Let $A$ be the two-dimensional array $$ \mathbf{A} = \left\lbrack\begin{array}{ccc} 0 & 12 & -1\cr -1 & -1 & -1\cr 11 & 5 & 5 \end{array}\right\rbrack $$ Implement and apply the function
$$ f(x) = x^3 + xe^x + 1 $$to each element in $A$. Then calculate the result of the array expression $A^3 + Ae^A + 1$, and demonstrate that the end result of the two methods are the same.
The viscosity of water, $\mu$, varies with the temperature $T$ (in Kelvin) according to
$$ \mu = A\times 10^{B/(T-C)} $$where $A$ = $2.414 \times 10^{−5}$ Pa s, $B$ = 247.8 K, and $C$ = 140 K. Plot $\mu(T)$ for $T$ between 0 and 100 degrees Celsius. Label the $x$ axis with "temperature (C)" and the $y$ axis with "viscosity (Pa s)". Note that $T$ in the formula for $\mu$ must be in Kelvin.
The wave speed $c$ of water surface waves depends on the length $\lambda$ of the waves. The following formula relates $c$ to $\lambda$:
$$ c(\lambda) = \sqrt{\frac{g\lambda}{2\pi}\left(1 + s\frac{4\pi^2}{\rho g \lambda^2}\right)\tanh\left(\frac{2\pi h}{\lambda}\right)} $$where $g$ is the acceleration of gravity, $s$ is the air-water surface tension ($7.9 \times 10^{-2}$ N/m), $\rho$ is the density of water (can be taken as 1000 kg/m$^3$ ), and $h$ is the water depth. Let us fix $h$ at 50 m. First make a plot of $c(\lambda)$ for small $\lambda$ (1 mm to 10 cm). Then make a plot $c(\lambda)$ for larger $\lambda$ (1 m to 2 km).
Suppose we have measured the oscillation period $T$ of a simple pendulum with a mass $m$ at the end of a massless rod of length $L$. We have varied $L$ and recorded the corresponding $T$ value. The measurements are found in a file data/pendulum.dat, containing two columns. The first column contains $L$ values and the second column has the corresponding $T$ values. Load the $L$ and $T$ values into two arrays. Plot $L$ versus $T$ using circles for the data points.
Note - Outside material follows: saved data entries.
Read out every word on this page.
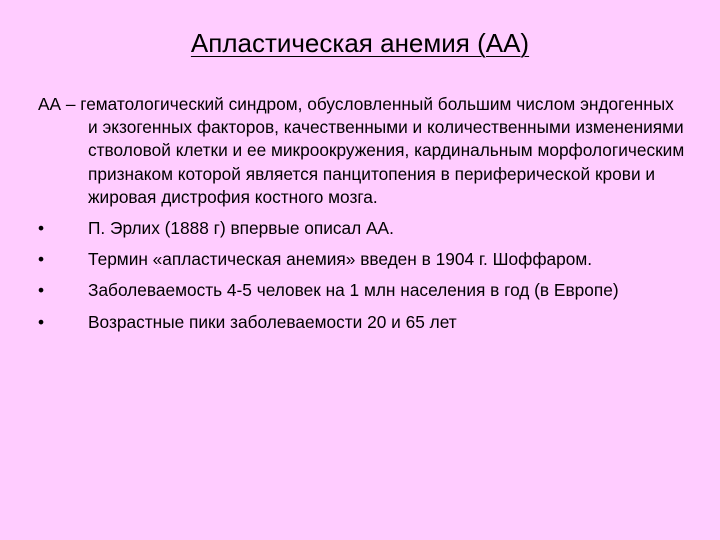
Апластическая анемия (АА)

АА – гематологический синдром, обусловленный большим числом эндогенных и экзогенных факторов, качественными и количественными изменениями стволовой клетки и ее микроокружения, кардинальным морфологическим признаком которой является панцитопения в периферической крови и жировая дистрофия костного мозга.

•	П. Эрлих (1888 г) впервые описал АА.
•	Термин «апластическая анемия» введен в 1904 г. Шоффаром.
•	Заболеваемость 4-5 человек на 1 млн населения в год (в Европе)
•	Возрастные пики заболеваемости 20 и 65 лет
To elongate a spring a distance x, one needs to pull the spring with a force $kx$. The parameter $k$ is known as the spring constant. The corresponding potential energy in the spring is $\frac{1}{2}kx$. Make a class for springs. Let the constructor __init__ store $k$ as a class attribute, and implement the methods force(x) and energy(x) for evaluating the force and the potential energy, respectively.